FSB soll Kriegsgefangenen bei Verhören mit Tod drohen
Sowohl Artem als auch Oleksandr befinden sich nach Angaben der beiden Frauen in einem Gefängnis für Untersuchungshäftlinge im südrussischen Taganrog. "Die Haftbedingen dort sind schlimmer als in Oleniwka", erklärte Prozenko. Sie berichtete von Verhören durch den russischen Inlandsgeheimdienst FSB, in denen den Kriegsgefangenen mit langjährigen Haftstrafen und sogar der Todesstrafe gedrohte werde. Sporadische Informationen über ihren Partner gäbe es lediglich nach Gefangenenausstauschen, erzählte sie.

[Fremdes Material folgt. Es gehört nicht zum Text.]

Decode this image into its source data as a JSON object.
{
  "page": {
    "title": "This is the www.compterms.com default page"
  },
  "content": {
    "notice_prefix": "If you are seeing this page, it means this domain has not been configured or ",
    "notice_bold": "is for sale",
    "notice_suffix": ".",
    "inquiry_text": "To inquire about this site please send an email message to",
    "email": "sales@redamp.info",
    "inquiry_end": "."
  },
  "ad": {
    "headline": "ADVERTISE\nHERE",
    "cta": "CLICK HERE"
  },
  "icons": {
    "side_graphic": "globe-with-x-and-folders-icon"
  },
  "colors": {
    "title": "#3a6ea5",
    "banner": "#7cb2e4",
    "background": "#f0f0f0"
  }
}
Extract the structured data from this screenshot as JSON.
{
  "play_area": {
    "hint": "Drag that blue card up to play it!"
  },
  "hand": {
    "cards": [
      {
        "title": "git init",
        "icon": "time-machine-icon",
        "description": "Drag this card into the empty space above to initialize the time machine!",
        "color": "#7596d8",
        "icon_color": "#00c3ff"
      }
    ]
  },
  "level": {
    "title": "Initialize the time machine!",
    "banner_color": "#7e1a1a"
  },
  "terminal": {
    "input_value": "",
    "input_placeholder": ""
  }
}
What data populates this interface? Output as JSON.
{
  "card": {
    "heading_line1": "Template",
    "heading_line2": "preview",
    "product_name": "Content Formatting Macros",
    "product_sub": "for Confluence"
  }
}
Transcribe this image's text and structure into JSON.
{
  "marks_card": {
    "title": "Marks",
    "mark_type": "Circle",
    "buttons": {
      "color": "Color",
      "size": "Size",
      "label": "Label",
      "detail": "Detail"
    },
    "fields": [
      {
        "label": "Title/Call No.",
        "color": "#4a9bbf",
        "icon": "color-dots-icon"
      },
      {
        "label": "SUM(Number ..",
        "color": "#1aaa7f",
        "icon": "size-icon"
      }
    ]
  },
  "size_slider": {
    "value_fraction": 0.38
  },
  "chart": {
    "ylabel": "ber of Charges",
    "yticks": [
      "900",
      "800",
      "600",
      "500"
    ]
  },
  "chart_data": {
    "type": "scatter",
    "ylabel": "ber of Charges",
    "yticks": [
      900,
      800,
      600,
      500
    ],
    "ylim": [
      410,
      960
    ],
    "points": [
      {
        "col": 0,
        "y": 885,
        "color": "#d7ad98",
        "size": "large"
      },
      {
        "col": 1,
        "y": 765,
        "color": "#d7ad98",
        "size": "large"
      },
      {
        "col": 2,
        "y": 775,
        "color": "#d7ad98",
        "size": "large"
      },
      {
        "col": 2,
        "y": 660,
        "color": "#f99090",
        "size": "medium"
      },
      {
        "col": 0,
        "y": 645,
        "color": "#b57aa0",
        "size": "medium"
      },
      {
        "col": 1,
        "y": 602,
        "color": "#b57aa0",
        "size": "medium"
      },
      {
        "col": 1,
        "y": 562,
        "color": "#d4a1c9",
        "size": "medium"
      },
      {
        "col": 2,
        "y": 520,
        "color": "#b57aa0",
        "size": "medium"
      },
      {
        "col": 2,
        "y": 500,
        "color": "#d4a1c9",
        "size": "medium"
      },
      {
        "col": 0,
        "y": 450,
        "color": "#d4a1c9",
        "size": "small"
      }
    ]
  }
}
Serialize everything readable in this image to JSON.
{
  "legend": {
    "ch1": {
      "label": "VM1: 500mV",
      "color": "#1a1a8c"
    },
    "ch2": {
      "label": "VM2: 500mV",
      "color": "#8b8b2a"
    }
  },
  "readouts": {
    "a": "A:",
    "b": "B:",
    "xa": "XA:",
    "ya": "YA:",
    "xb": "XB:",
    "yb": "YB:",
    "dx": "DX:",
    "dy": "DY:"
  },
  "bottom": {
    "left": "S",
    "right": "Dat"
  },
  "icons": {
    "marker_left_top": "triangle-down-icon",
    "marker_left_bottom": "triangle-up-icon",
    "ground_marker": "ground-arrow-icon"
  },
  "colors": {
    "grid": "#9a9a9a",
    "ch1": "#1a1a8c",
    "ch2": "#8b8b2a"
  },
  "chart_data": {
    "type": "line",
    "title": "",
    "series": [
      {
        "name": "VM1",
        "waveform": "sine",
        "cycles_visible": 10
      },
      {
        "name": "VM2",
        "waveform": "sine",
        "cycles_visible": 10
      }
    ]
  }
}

"Zwei am 31. Dezember 2022 ausgetauschte Soldaten erklärten, Artem gesehen zu haben. Laut ihnen wäre jedoch die Wahrscheinlichkeit, dass er noch am Leben ist, halbe-halbe. Das ist nicht wirklich gut", erzählte sie. Schließlich hätten ihr am 6. Mai 2023 Ausgetauschte erzählt, von ihrem Partner gehört zu haben, gesehen hatte ihn aber niemand. "Leider kann ich dieser Information nicht ganz vertrauen. Manchmal hört man schlecht und viele hätten durch Folter auch mentale Probleme", berichtete Prozenko.